Riley sighs, a weary breath reluctantly expelled. ”But he just keeps asking me to write, and I don’t know what he’s saying.”
“Here’s how you do it,” I tell her, walking into the room, turning my attention to my son. ”Adam. Riley needs a break. She will not write until…” I turn to Riley. ”How long do you need? Two hours? Three? All day?”
“I don’t know,” she says. She doesn’t really want a break, doesn’t know why she has to need one. She wants to have more for him than she does. Love always makes us want to be more, to give more than we are.
“How about till at least three?”
“Okay,” she says, standing up, laying down the pen and the lists, leaving her brother on the couch, gripping the red piping in his fingers.
I turn back to Adam. ”Riley will not write until 3:00. You need to write it. Or do something else.”
“I’m sorry, Adam,” Riley says, looking down at her brother. ”I’m just frustrated, I guess. I think I need a break. I’ll write later.” She moves past, swallowing her tears, drifting away.

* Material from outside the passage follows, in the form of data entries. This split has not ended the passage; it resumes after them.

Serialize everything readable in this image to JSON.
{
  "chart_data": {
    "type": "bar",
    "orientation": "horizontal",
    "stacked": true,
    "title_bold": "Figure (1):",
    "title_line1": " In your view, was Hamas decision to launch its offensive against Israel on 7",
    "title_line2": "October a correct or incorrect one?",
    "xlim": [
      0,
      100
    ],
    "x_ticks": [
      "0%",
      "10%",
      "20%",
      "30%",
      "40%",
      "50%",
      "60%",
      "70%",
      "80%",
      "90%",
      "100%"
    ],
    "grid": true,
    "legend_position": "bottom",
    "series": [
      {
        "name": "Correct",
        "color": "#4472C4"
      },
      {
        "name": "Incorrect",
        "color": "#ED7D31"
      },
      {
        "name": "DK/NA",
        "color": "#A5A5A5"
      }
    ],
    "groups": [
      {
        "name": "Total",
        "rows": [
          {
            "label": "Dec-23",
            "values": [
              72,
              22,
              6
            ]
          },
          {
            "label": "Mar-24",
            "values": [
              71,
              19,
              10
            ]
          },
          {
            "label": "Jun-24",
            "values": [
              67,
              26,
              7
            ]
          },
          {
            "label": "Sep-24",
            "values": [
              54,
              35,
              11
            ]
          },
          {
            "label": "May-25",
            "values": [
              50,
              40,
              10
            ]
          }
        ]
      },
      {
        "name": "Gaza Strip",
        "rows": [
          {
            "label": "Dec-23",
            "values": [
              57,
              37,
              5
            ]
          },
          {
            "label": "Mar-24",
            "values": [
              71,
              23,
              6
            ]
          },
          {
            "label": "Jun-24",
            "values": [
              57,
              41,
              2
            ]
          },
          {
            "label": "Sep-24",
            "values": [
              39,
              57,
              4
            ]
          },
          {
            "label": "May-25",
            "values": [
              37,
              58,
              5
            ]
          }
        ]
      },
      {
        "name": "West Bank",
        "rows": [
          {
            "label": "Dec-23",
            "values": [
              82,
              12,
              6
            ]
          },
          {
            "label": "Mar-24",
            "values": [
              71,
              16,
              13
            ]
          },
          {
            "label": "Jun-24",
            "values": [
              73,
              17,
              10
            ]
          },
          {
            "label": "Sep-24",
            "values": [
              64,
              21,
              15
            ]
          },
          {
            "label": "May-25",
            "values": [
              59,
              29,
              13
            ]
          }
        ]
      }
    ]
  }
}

Adam’s blue eyes hold mine for a moment, and he blinks, accepting. He glances at his watch, a quick flick of his wrist, and then stands, gathering the papers, the pen. He follows Riley to where she now sits in another room and carefully places his treasures on the table beside her. It’s the only way he knows to tell her he still needs her, that he’ll remember what she promised. One more glance, and he leaves her to her rest. She watches his back, and softly she calls after him a promise of return; a promise of Love; a promise never ending and never to fail.
“I will, Adam. Later, I will. I promise.”